Verizon Communications
Inc. listed 121 million customers in its first-quarter earnings report
this April - 98.9 million wireless customers, 11.7 million residential
phone lines and about 10 million commercial lines. The court order
didn't specify which customers' records were being tracked.
Under
the terms of the order, the phone numbers of both parties on a call are
handed over, as are call time and duration, and unique identifiers. The
contents of the conversation itself are not covered, The Guardian said.
A
senior administration official, defending the collection of phone
records by the government, said, "On its face, the order reprinted in
the article does not allow the government to listen in on anyone's
telephone calls." The official spoke on condition of anonymity because
the official was not authorized to discuss the matter publicly.
Interviewed
separately, the former intelligence official described a system in
which the database needed to be kept current so that if intelligence
agencies obtained a phone number from a terror suspect overseas, it
could immediately be matched against the records on file. Because it is
not easy or quick to obtain the records from phone companies, the Obama
administration needed to renew the Bush-era program on an ongoing basis
to keep it updated, the former official said.
It's
not clear how long the records are kept, or if they are destroyed. The
former official said that since terror suspects frequently change phone
numbers to cover their tracks, there is little need for older records.
Congressional
intelligence agencies were briefed extensively on the program, and
received support from both Republicans and Democrats to continue it, the
former official said. "Some were nervous about it, but there was never
any attempt to stop the program," he said. He described it as a White
House-led process.
The broad, unlimited nature
of the records being handed over to the NSA is unusual.

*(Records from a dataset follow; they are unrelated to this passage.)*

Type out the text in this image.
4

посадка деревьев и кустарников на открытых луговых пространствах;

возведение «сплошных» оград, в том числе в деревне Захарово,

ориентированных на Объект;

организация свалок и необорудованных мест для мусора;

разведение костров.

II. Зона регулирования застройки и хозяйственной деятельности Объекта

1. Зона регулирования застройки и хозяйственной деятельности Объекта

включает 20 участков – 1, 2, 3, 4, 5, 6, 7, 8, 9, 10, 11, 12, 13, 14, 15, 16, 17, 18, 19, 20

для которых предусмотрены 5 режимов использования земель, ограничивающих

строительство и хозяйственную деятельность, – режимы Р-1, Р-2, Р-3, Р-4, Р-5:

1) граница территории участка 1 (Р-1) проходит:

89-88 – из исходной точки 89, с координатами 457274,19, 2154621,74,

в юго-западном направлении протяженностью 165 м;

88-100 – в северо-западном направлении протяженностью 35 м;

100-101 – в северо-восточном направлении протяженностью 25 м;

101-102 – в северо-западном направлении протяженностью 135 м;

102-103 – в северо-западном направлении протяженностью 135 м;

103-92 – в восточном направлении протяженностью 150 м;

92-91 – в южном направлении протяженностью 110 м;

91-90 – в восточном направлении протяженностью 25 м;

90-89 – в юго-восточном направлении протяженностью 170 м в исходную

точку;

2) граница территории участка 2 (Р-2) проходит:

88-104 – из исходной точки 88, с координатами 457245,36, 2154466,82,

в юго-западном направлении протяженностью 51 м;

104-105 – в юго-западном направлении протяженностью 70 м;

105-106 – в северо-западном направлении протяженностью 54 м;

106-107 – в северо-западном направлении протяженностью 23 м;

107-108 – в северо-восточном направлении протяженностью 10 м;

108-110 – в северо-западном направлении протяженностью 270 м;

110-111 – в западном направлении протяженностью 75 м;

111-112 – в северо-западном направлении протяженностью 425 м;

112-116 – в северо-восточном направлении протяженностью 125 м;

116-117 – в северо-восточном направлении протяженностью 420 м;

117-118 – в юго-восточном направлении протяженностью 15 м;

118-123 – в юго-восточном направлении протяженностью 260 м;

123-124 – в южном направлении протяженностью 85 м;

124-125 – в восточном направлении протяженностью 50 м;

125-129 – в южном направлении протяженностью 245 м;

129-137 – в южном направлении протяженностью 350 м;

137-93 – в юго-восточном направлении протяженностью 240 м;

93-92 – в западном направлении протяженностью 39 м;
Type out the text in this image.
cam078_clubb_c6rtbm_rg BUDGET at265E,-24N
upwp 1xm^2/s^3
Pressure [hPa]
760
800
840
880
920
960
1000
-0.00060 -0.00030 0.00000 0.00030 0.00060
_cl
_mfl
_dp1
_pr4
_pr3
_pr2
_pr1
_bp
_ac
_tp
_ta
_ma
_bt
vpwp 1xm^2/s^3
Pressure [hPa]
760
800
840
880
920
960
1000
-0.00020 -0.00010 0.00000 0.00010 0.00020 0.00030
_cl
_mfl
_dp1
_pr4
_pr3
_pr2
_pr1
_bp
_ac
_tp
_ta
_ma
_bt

FISA court
orders typically direct the production of records pertaining to a
specific named target suspected of being an agent of a terrorist group
or foreign state, or a finite set of individually named targets. NSA
warrantless wiretapping during the George W. Bush administration after
the 9/11 attacks was very controversial.
The
FISA court order, signed by Judge Roger Vinson, compelled Verizon to
provide the NSA with electronic copies of "all call detail records or
telephony metadata created by Verizon for communications between the
United States and abroad" or "wholly within the United States, including
local telephone calls," The Guardian said.
The law on which the order explicitly relies is the "business records" provision of the USA Patriot Act.